The 3 months correlation between Davidson and Stone is 0.63. Overlapping area represents the amount of risk that can be diversified away by holding Davidson Multi Cap Equity and Stone Ridge High in the same portfolio, assuming nothing else is changed. The correlation between historical prices or returns on Stone Ridge High and Davidson Multi is a relative statistical measure of the degree to which these equity instruments tend to move together. The correlation coefficient measures the extent to which returns on Davidson Multi Cap Equity are associated (or correlated) with Stone Ridge. Values of the correlation coefficient range from -1 to +1, where. The correlation of zero (0) is possible when the price movement of Stone Ridge High has no effect on the direction of Davidson Multi i.e., Davidson Multi and Stone Ridge go up and down completely randomly.

Pair Corralation between Davidson Multi and Stone Ridge

Assuming the 90 days horizon Davidson Multi Cap Equity is expected to generate 8.54 times more return on investment than Stone Ridge. However, Davidson Multi is 8.54 times more volatile than Stone Ridge High. It trades about 0.12 of its potential returns per unit of risk. Stone Ridge High is currently generating about 0.92 per unit of risk. If you would invest  3,477  in Davidson Multi Cap Equity on September 15, 2024 and sell it today you would earn a total of  51.00  from holding Davidson Multi Cap Equity or generate 1.47% return on investment over 90 days.
Time Period3 Months [change]
DirectionMoves Together 
StrengthSignificant
Accuracy100.0%
ValuesDaily Returns

Davidson Multi Cap Equity  vs.  Stone Ridge High

 Performance 
       Timeline  
Davidson Multi Cap 

Risk-Adjusted Performance

10 of 100

 
Weak
 
Strong
OK
Compared to the overall equity markets, risk-adjusted returns on investments in Davidson Multi Cap Equity are ranked lower than 10 (%) of all funds and portfolios of funds over the last 90 days. In spite of fairly strong basic indicators, Davidson Multi is not utilizing all of its potentials. The current stock price disturbance, may contribute to short-term losses for the investors.
Stone Ridge High 

Risk-Adjusted Performance

5 of 100

 
Weak
 
Strong
Modest
Compared to the overall equity markets, risk-adjusted returns on investments in Stone Ridge High are ranked lower than 5 (%) of all funds and portfolios of funds over the last 90 days. In spite of fairly strong forward indicators, Stone Ridge is not utilizing all of its potentials. The current stock price disturbance, may contribute to short-term losses for the investors.

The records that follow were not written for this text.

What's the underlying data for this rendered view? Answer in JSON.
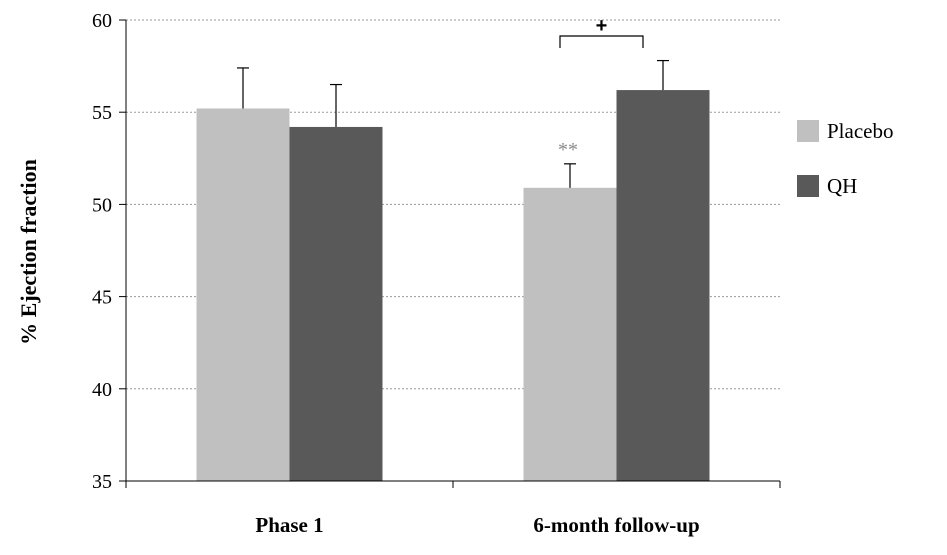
{
  "chart_data": {
    "type": "bar",
    "categories": [
      "Phase 1",
      "6-month follow-up"
    ],
    "series": [
      {
        "name": "Placebo",
        "color": "#c0c0c0",
        "values": [
          55.2,
          50.9
        ],
        "errors": [
          2.2,
          1.3
        ]
      },
      {
        "name": "QH",
        "color": "#595959",
        "values": [
          54.2,
          56.2
        ],
        "errors": [
          2.3,
          1.6
        ]
      }
    ],
    "title": "",
    "xlabel": "",
    "ylabel": "% Ejection fraction",
    "ylim": [
      35,
      60
    ],
    "yticks": [
      "35",
      "40",
      "45",
      "50",
      "55",
      "60"
    ],
    "grid": true,
    "legend_position": "right",
    "annotations": [
      {
        "text": "**",
        "category": "6-month follow-up",
        "series": "Placebo"
      },
      {
        "text": "+",
        "category": "6-month follow-up",
        "bracket": [
          "Placebo",
          "QH"
        ]
      }
    ]
  }
}
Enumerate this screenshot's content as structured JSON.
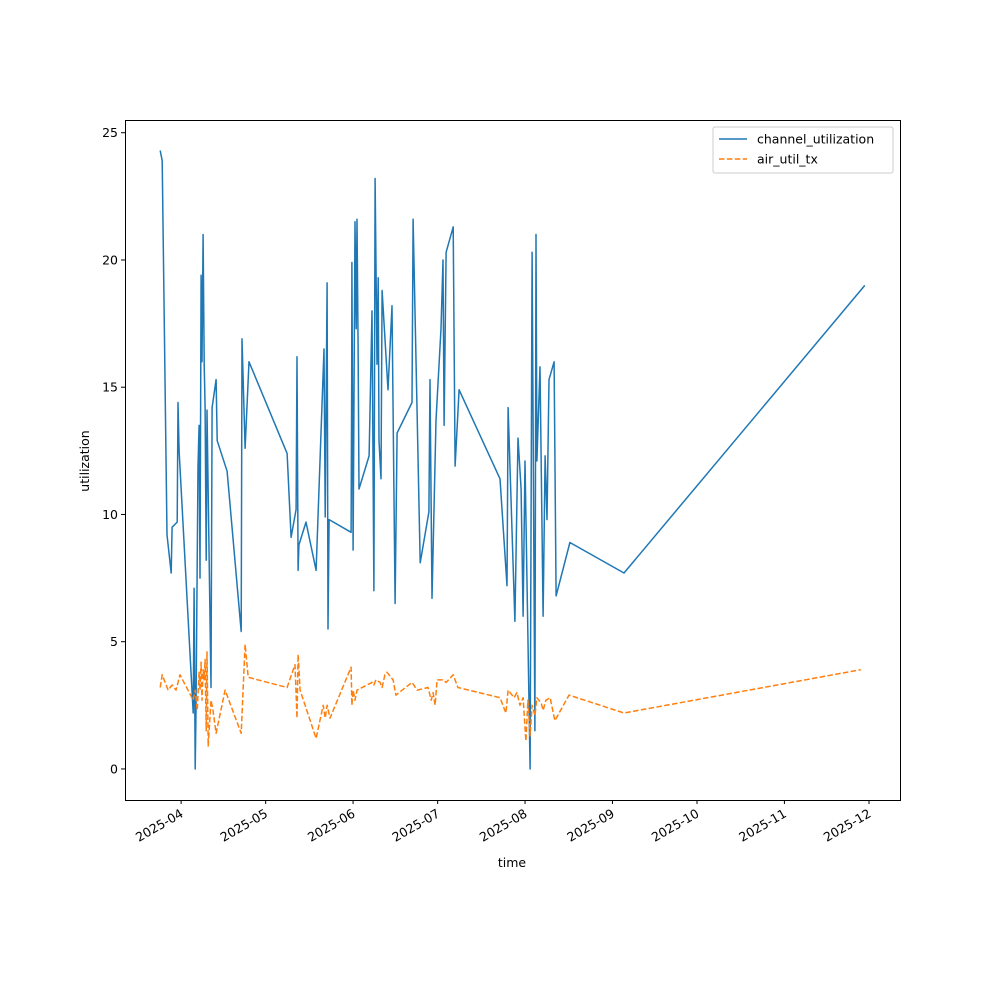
{
  "chart_data": {
    "type": "line",
    "title": "",
    "xlabel": "time",
    "ylabel": "utilization",
    "x_unit": "days since 2025-04-01",
    "xlim": [
      -19.9,
      255
    ],
    "ylim": [
      -1.22,
      25.5
    ],
    "grid": false,
    "legend_position": "top-right",
    "x_ticks": [
      {
        "label": "2025-04",
        "day": 0
      },
      {
        "label": "2025-05",
        "day": 30
      },
      {
        "label": "2025-06",
        "day": 61
      },
      {
        "label": "2025-07",
        "day": 91
      },
      {
        "label": "2025-08",
        "day": 122
      },
      {
        "label": "2025-09",
        "day": 153
      },
      {
        "label": "2025-10",
        "day": 183
      },
      {
        "label": "2025-11",
        "day": 214
      },
      {
        "label": "2025-12",
        "day": 244
      }
    ],
    "y_ticks": [
      0,
      5,
      10,
      15,
      20,
      25
    ],
    "series": [
      {
        "name": "channel_utilization",
        "color": "#1f77b4",
        "style": "solid",
        "points": [
          [
            -7.4,
            24.3
          ],
          [
            -6.7,
            23.9
          ],
          [
            -5.0,
            9.2
          ],
          [
            -3.5,
            7.7
          ],
          [
            -3.2,
            9.5
          ],
          [
            -1.4,
            9.7
          ],
          [
            -1.1,
            14.4
          ],
          [
            -0.7,
            12.5
          ],
          [
            4.3,
            2.2
          ],
          [
            4.6,
            7.1
          ],
          [
            5.0,
            0
          ],
          [
            5.3,
            2.3
          ],
          [
            6.0,
            11.9
          ],
          [
            6.4,
            13.5
          ],
          [
            6.7,
            7.5
          ],
          [
            7.1,
            19.4
          ],
          [
            7.4,
            16.0
          ],
          [
            7.8,
            21.0
          ],
          [
            8.2,
            15.9
          ],
          [
            8.5,
            14.2
          ],
          [
            8.9,
            8.2
          ],
          [
            9.2,
            14.1
          ],
          [
            10.6,
            3.2
          ],
          [
            11.0,
            14.2
          ],
          [
            12.4,
            15.3
          ],
          [
            12.8,
            12.9
          ],
          [
            16.3,
            11.7
          ],
          [
            21.3,
            5.4
          ],
          [
            21.6,
            16.9
          ],
          [
            22.7,
            12.6
          ],
          [
            24.1,
            16.0
          ],
          [
            37.6,
            12.4
          ],
          [
            39.0,
            9.1
          ],
          [
            40.8,
            10.2
          ],
          [
            41.1,
            16.2
          ],
          [
            41.5,
            7.8
          ],
          [
            41.8,
            8.8
          ],
          [
            44.3,
            9.7
          ],
          [
            47.9,
            7.8
          ],
          [
            50.7,
            16.5
          ],
          [
            51.1,
            9.9
          ],
          [
            51.8,
            19.1
          ],
          [
            52.1,
            5.5
          ],
          [
            52.5,
            9.8
          ],
          [
            60.3,
            9.3
          ],
          [
            60.5,
            15.3
          ],
          [
            60.6,
            19.9
          ],
          [
            61.0,
            8.6
          ],
          [
            61.7,
            21.5
          ],
          [
            62.1,
            17.3
          ],
          [
            62.4,
            21.6
          ],
          [
            62.8,
            16.6
          ],
          [
            63.1,
            11.0
          ],
          [
            66.7,
            12.3
          ],
          [
            67.7,
            18.0
          ],
          [
            68.4,
            7.0
          ],
          [
            68.8,
            23.2
          ],
          [
            69.5,
            15.9
          ],
          [
            69.9,
            19.3
          ],
          [
            70.2,
            12.9
          ],
          [
            70.9,
            11.4
          ],
          [
            71.3,
            18.8
          ],
          [
            73.4,
            14.9
          ],
          [
            74.8,
            18.2
          ],
          [
            75.9,
            6.5
          ],
          [
            76.6,
            13.2
          ],
          [
            81.9,
            14.4
          ],
          [
            82.3,
            21.6
          ],
          [
            84.8,
            8.1
          ],
          [
            87.9,
            10.1
          ],
          [
            88.3,
            15.3
          ],
          [
            89.0,
            6.7
          ],
          [
            90.4,
            13.7
          ],
          [
            92.2,
            17.3
          ],
          [
            92.9,
            20.0
          ],
          [
            93.3,
            13.5
          ],
          [
            94.0,
            20.3
          ],
          [
            96.5,
            21.3
          ],
          [
            97.2,
            11.9
          ],
          [
            98.6,
            14.9
          ],
          [
            113.1,
            11.4
          ],
          [
            115.6,
            7.2
          ],
          [
            116.0,
            14.2
          ],
          [
            118.4,
            5.8
          ],
          [
            119.5,
            13.0
          ],
          [
            120.6,
            11.0
          ],
          [
            121.3,
            6.0
          ],
          [
            122.0,
            12.1
          ],
          [
            123.8,
            0
          ],
          [
            124.5,
            20.3
          ],
          [
            125.5,
            1.5
          ],
          [
            125.9,
            21.0
          ],
          [
            126.2,
            12.1
          ],
          [
            127.3,
            15.8
          ],
          [
            128.4,
            6.0
          ],
          [
            129.1,
            12.3
          ],
          [
            129.8,
            9.8
          ],
          [
            130.5,
            15.3
          ],
          [
            132.3,
            16.0
          ],
          [
            133.0,
            6.8
          ],
          [
            137.9,
            8.9
          ],
          [
            157.1,
            7.7
          ],
          [
            242.5,
            19.0
          ]
        ]
      },
      {
        "name": "air_util_tx",
        "color": "#ff7f0e",
        "style": "dashed",
        "points": [
          [
            -7.4,
            3.2
          ],
          [
            -6.7,
            3.7
          ],
          [
            -4.6,
            3.1
          ],
          [
            -3.2,
            3.3
          ],
          [
            -1.8,
            3.1
          ],
          [
            -0.4,
            3.7
          ],
          [
            4.3,
            2.7
          ],
          [
            5.0,
            3.1
          ],
          [
            5.7,
            2.3
          ],
          [
            6.4,
            3.8
          ],
          [
            6.7,
            3.1
          ],
          [
            7.1,
            4.2
          ],
          [
            7.4,
            2.7
          ],
          [
            7.8,
            3.9
          ],
          [
            8.2,
            3.5
          ],
          [
            8.5,
            4.3
          ],
          [
            8.9,
            1.5
          ],
          [
            9.2,
            4.6
          ],
          [
            9.6,
            0.9
          ],
          [
            10.6,
            2.7
          ],
          [
            11.3,
            2.3
          ],
          [
            12.4,
            1.4
          ],
          [
            15.6,
            3.1
          ],
          [
            21.3,
            1.4
          ],
          [
            22.7,
            4.9
          ],
          [
            23.8,
            3.6
          ],
          [
            37.6,
            3.2
          ],
          [
            40.4,
            4.1
          ],
          [
            41.1,
            2.0
          ],
          [
            41.5,
            4.5
          ],
          [
            42.2,
            3.1
          ],
          [
            47.9,
            1.2
          ],
          [
            50.4,
            2.5
          ],
          [
            51.1,
            2.0
          ],
          [
            51.8,
            2.5
          ],
          [
            52.8,
            2.0
          ],
          [
            60.3,
            4.0
          ],
          [
            60.6,
            2.5
          ],
          [
            61.0,
            3.1
          ],
          [
            61.7,
            2.7
          ],
          [
            62.4,
            3.1
          ],
          [
            67.7,
            3.4
          ],
          [
            68.4,
            3.3
          ],
          [
            69.1,
            3.5
          ],
          [
            70.6,
            3.4
          ],
          [
            71.3,
            3.2
          ],
          [
            72.3,
            3.7
          ],
          [
            73.0,
            3.8
          ],
          [
            75.2,
            3.5
          ],
          [
            76.2,
            2.9
          ],
          [
            81.9,
            3.4
          ],
          [
            83.7,
            3.1
          ],
          [
            87.6,
            3.2
          ],
          [
            88.7,
            2.7
          ],
          [
            89.4,
            3.0
          ],
          [
            90.1,
            2.5
          ],
          [
            90.8,
            3.5
          ],
          [
            92.9,
            3.5
          ],
          [
            94.0,
            3.4
          ],
          [
            96.5,
            3.7
          ],
          [
            98.2,
            3.2
          ],
          [
            113.1,
            2.8
          ],
          [
            115.2,
            2.2
          ],
          [
            116.0,
            3.1
          ],
          [
            118.1,
            2.8
          ],
          [
            119.1,
            3.0
          ],
          [
            120.2,
            2.5
          ],
          [
            121.3,
            2.8
          ],
          [
            122.3,
            1.1
          ],
          [
            123.0,
            2.7
          ],
          [
            123.8,
            1.3
          ],
          [
            124.5,
            2.5
          ],
          [
            125.5,
            2.1
          ],
          [
            126.2,
            2.8
          ],
          [
            127.7,
            2.6
          ],
          [
            128.4,
            2.3
          ],
          [
            129.4,
            2.7
          ],
          [
            130.9,
            2.8
          ],
          [
            132.6,
            1.9
          ],
          [
            137.6,
            2.9
          ],
          [
            157.1,
            2.2
          ],
          [
            241.1,
            3.9
          ]
        ]
      }
    ]
  }
}
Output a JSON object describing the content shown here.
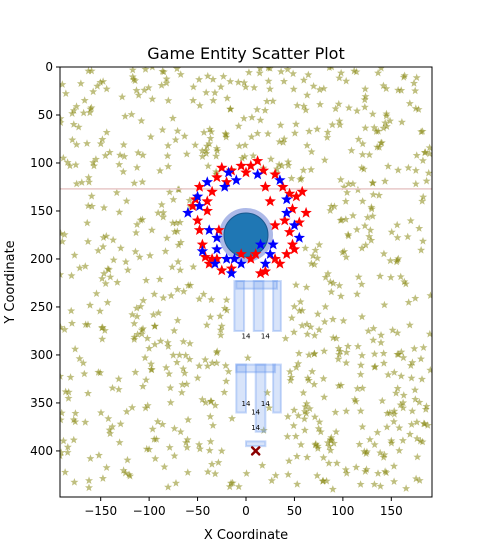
{
  "chart_data": {
    "type": "scatter",
    "title": "Game Entity Scatter Plot",
    "xlabel": "X Coordinate",
    "ylabel": "Y Coordinate",
    "xlim": [
      -192,
      192
    ],
    "ylim": [
      448,
      0
    ],
    "y_inverted": true,
    "grid": false,
    "legend": "none",
    "x_ticks": [
      -150,
      -100,
      -50,
      0,
      50,
      100,
      150
    ],
    "y_ticks": [
      0,
      50,
      100,
      150,
      200,
      250,
      300,
      350,
      400
    ],
    "colors": {
      "background_stars": "#808000",
      "red_stars": "#ff0000",
      "blue_stars": "#0000ff",
      "player": "#1f77b4",
      "player_ring": "#6a7fd6",
      "structure": "#6495ed",
      "enemy": "#8b0000"
    },
    "player": {
      "x": 0,
      "y": 175
    },
    "enemy_marker": {
      "x": 10,
      "y": 400
    },
    "horizontal_line_y": 127,
    "structure_labels": [
      {
        "x": 0,
        "y": 283,
        "text": "14"
      },
      {
        "x": 20,
        "y": 283,
        "text": "14"
      },
      {
        "x": 0,
        "y": 353,
        "text": "14"
      },
      {
        "x": 20,
        "y": 353,
        "text": "14"
      },
      {
        "x": 10,
        "y": 362,
        "text": "14"
      },
      {
        "x": 10,
        "y": 378,
        "text": "14"
      }
    ],
    "red_stars": [
      [
        -55,
        145
      ],
      [
        -52,
        138
      ],
      [
        -48,
        125
      ],
      [
        -40,
        150
      ],
      [
        -35,
        130
      ],
      [
        -30,
        115
      ],
      [
        -25,
        105
      ],
      [
        -15,
        108
      ],
      [
        -5,
        103
      ],
      [
        5,
        103
      ],
      [
        12,
        98
      ],
      [
        18,
        108
      ],
      [
        30,
        112
      ],
      [
        38,
        125
      ],
      [
        45,
        132
      ],
      [
        48,
        148
      ],
      [
        52,
        135
      ],
      [
        58,
        130
      ],
      [
        62,
        152
      ],
      [
        55,
        162
      ],
      [
        45,
        172
      ],
      [
        48,
        185
      ],
      [
        42,
        195
      ],
      [
        35,
        205
      ],
      [
        30,
        200
      ],
      [
        20,
        213
      ],
      [
        15,
        215
      ],
      [
        5,
        200
      ],
      [
        -5,
        195
      ],
      [
        -15,
        210
      ],
      [
        -25,
        212
      ],
      [
        -30,
        200
      ],
      [
        -38,
        205
      ],
      [
        -42,
        198
      ],
      [
        -45,
        185
      ],
      [
        -48,
        170
      ],
      [
        -50,
        160
      ],
      [
        -40,
        140
      ],
      [
        -35,
        200
      ],
      [
        10,
        195
      ],
      [
        20,
        125
      ],
      [
        25,
        140
      ],
      [
        30,
        165
      ],
      [
        -20,
        120
      ],
      [
        40,
        160
      ],
      [
        -28,
        170
      ],
      [
        0,
        110
      ],
      [
        50,
        190
      ]
    ],
    "blue_stars": [
      [
        -60,
        152
      ],
      [
        -50,
        135
      ],
      [
        -40,
        120
      ],
      [
        -22,
        125
      ],
      [
        -18,
        110
      ],
      [
        -10,
        118
      ],
      [
        12,
        112
      ],
      [
        35,
        118
      ],
      [
        42,
        138
      ],
      [
        50,
        165
      ],
      [
        55,
        178
      ],
      [
        42,
        152
      ],
      [
        25,
        195
      ],
      [
        20,
        205
      ],
      [
        -5,
        205
      ],
      [
        -12,
        200
      ],
      [
        -30,
        178
      ],
      [
        -38,
        170
      ],
      [
        -45,
        192
      ],
      [
        -30,
        190
      ],
      [
        -20,
        200
      ],
      [
        -15,
        215
      ],
      [
        -32,
        205
      ],
      [
        15,
        185
      ],
      [
        -48,
        145
      ],
      [
        28,
        185
      ]
    ],
    "structures": [
      {
        "x": -12,
        "y": 223,
        "w": 10,
        "h": 52
      },
      {
        "x": 8,
        "y": 223,
        "w": 10,
        "h": 52
      },
      {
        "x": 28,
        "y": 223,
        "w": 8,
        "h": 52
      },
      {
        "x": -10,
        "y": 223,
        "w": 42,
        "h": 8
      },
      {
        "x": -10,
        "y": 310,
        "w": 10,
        "h": 50
      },
      {
        "x": 10,
        "y": 310,
        "w": 10,
        "h": 70
      },
      {
        "x": 28,
        "y": 310,
        "w": 8,
        "h": 50
      },
      {
        "x": -10,
        "y": 310,
        "w": 40,
        "h": 8
      },
      {
        "x": 0,
        "y": 390,
        "w": 20,
        "h": 5
      }
    ]
  }
}
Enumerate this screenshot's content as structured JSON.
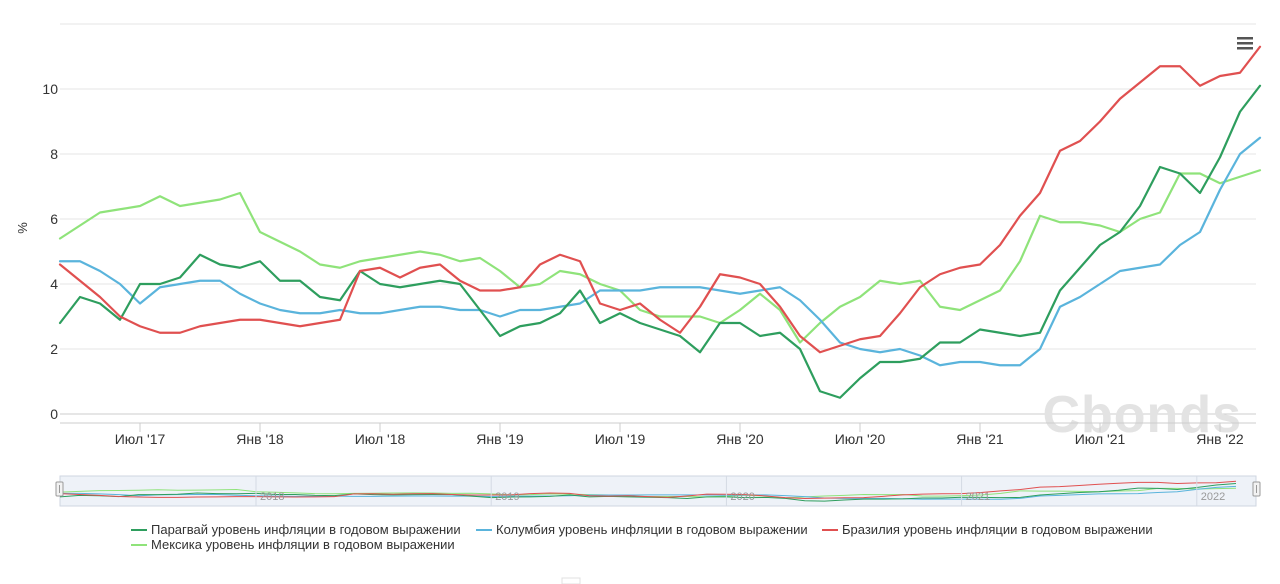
{
  "chart_data": {
    "type": "line",
    "title": "",
    "ylabel": "%",
    "xlabel": "",
    "ylim": [
      0,
      12
    ],
    "yticks": [
      0,
      2,
      4,
      6,
      8,
      10
    ],
    "x_start": "2017-03",
    "x_end": "2022-04",
    "x_ticks": [
      {
        "month_index": 4,
        "label": "Июл '17"
      },
      {
        "month_index": 10,
        "label": "Янв '18"
      },
      {
        "month_index": 16,
        "label": "Июл '18"
      },
      {
        "month_index": 22,
        "label": "Янв '19"
      },
      {
        "month_index": 28,
        "label": "Июл '19"
      },
      {
        "month_index": 34,
        "label": "Янв '20"
      },
      {
        "month_index": 40,
        "label": "Июл '20"
      },
      {
        "month_index": 46,
        "label": "Янв '21"
      },
      {
        "month_index": 52,
        "label": "Июл '21"
      },
      {
        "month_index": 58,
        "label": "Янв '22"
      }
    ],
    "navigator_labels": [
      "2018",
      "2019",
      "2020",
      "2021",
      "2022"
    ],
    "series": [
      {
        "name": "Парагвай уровень инфляции в годовом выражении",
        "color": "#2e9e5e",
        "values": [
          2.8,
          3.6,
          3.4,
          2.9,
          4.0,
          4.0,
          4.2,
          4.9,
          4.6,
          4.5,
          4.7,
          4.1,
          4.1,
          3.6,
          3.5,
          4.4,
          4.0,
          3.9,
          4.0,
          4.1,
          4.0,
          3.2,
          2.4,
          2.7,
          2.8,
          3.1,
          3.8,
          2.8,
          3.1,
          2.8,
          2.6,
          2.4,
          1.9,
          2.8,
          2.8,
          2.4,
          2.5,
          2.0,
          0.7,
          0.5,
          1.1,
          1.6,
          1.6,
          1.7,
          2.2,
          2.2,
          2.6,
          2.5,
          2.4,
          2.5,
          3.8,
          4.5,
          5.2,
          5.6,
          6.4,
          7.6,
          7.4,
          6.8,
          7.9,
          9.3,
          10.1
        ]
      },
      {
        "name": "Колумбия уровень инфляции в годовом выражении",
        "color": "#5ab4dc",
        "values": [
          4.7,
          4.7,
          4.4,
          4.0,
          3.4,
          3.9,
          4.0,
          4.1,
          4.1,
          3.7,
          3.4,
          3.2,
          3.1,
          3.1,
          3.2,
          3.1,
          3.1,
          3.2,
          3.3,
          3.3,
          3.2,
          3.2,
          3.0,
          3.2,
          3.2,
          3.3,
          3.4,
          3.8,
          3.8,
          3.8,
          3.9,
          3.9,
          3.9,
          3.8,
          3.7,
          3.8,
          3.9,
          3.5,
          2.9,
          2.2,
          2.0,
          1.9,
          2.0,
          1.8,
          1.5,
          1.6,
          1.6,
          1.5,
          1.5,
          2.0,
          3.3,
          3.6,
          4.0,
          4.4,
          4.5,
          4.6,
          5.2,
          5.6,
          6.9,
          8.0,
          8.5
        ]
      },
      {
        "name": "Бразилия уровень инфляции в годовом выражении",
        "color": "#e05050",
        "values": [
          4.6,
          4.1,
          3.6,
          3.0,
          2.7,
          2.5,
          2.5,
          2.7,
          2.8,
          2.9,
          2.9,
          2.8,
          2.7,
          2.8,
          2.9,
          4.4,
          4.5,
          4.2,
          4.5,
          4.6,
          4.1,
          3.8,
          3.8,
          3.9,
          4.6,
          4.9,
          4.7,
          3.4,
          3.2,
          3.4,
          2.9,
          2.5,
          3.3,
          4.3,
          4.2,
          4.0,
          3.3,
          2.4,
          1.9,
          2.1,
          2.3,
          2.4,
          3.1,
          3.9,
          4.3,
          4.5,
          4.6,
          5.2,
          6.1,
          6.8,
          8.1,
          8.4,
          9.0,
          9.7,
          10.2,
          10.7,
          10.7,
          10.1,
          10.4,
          10.5,
          11.3
        ]
      },
      {
        "name": "Мексика уровень инфляции в годовом выражении",
        "color": "#8fe37a",
        "values": [
          5.4,
          5.8,
          6.2,
          6.3,
          6.4,
          6.7,
          6.4,
          6.5,
          6.6,
          6.8,
          5.6,
          5.3,
          5.0,
          4.6,
          4.5,
          4.7,
          4.8,
          4.9,
          5.0,
          4.9,
          4.7,
          4.8,
          4.4,
          3.9,
          4.0,
          4.4,
          4.3,
          4.0,
          3.8,
          3.2,
          3.0,
          3.0,
          3.0,
          2.8,
          3.2,
          3.7,
          3.2,
          2.2,
          2.8,
          3.3,
          3.6,
          4.1,
          4.0,
          4.1,
          3.3,
          3.2,
          3.5,
          3.8,
          4.7,
          6.1,
          5.9,
          5.9,
          5.8,
          5.6,
          6.0,
          6.2,
          7.4,
          7.4,
          7.1,
          7.3,
          7.5
        ]
      }
    ]
  },
  "watermark": "Cbonds",
  "menu_icon": "hamburger-menu-icon",
  "colors": {
    "grid": "#e6e6e6",
    "axis": "#cccccc",
    "navigator_fill": "#eef2f8",
    "navigator_mask": "#d8e2f0"
  }
}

Davidson Multi and Stone Ridge Volatility Contrast

   Predicted Return Density   
       Returns  

Pair Trading with Davidson Multi and Stone Ridge

The main advantage of trading using opposite Davidson Multi and Stone Ridge positions is that it hedges away some unsystematic risk. Because of two separate transactions, even if Davidson Multi position performs unexpectedly, Stone Ridge can make up some of the losses. Pair trading also minimizes risk from directional movements in the market. For example, if an entire industry or sector drops because of unexpected headlines, the short position in Stone Ridge will offset losses from the drop in Stone Ridge's long position.
The idea behind Davidson Multi Cap Equity and Stone Ridge High pairs trading is to make the combined position market-neutral, meaning the overall market's direction will not affect its win or loss (or potential downside or upside). This can be achieved by designing a pairs trade with two highly correlated stocks or equities that operate in a similar space or sector, making it possible to obtain profits through simple and relatively low-risk investment.
Check out your portfolio center.
Note that this page's information should be used as a complementary analysis to find the right mix of equity instruments to add to your existing portfolios or create a brand new portfolio. You can also try the Share Portfolio module to track or share privately all of your investments from the convenience of any device.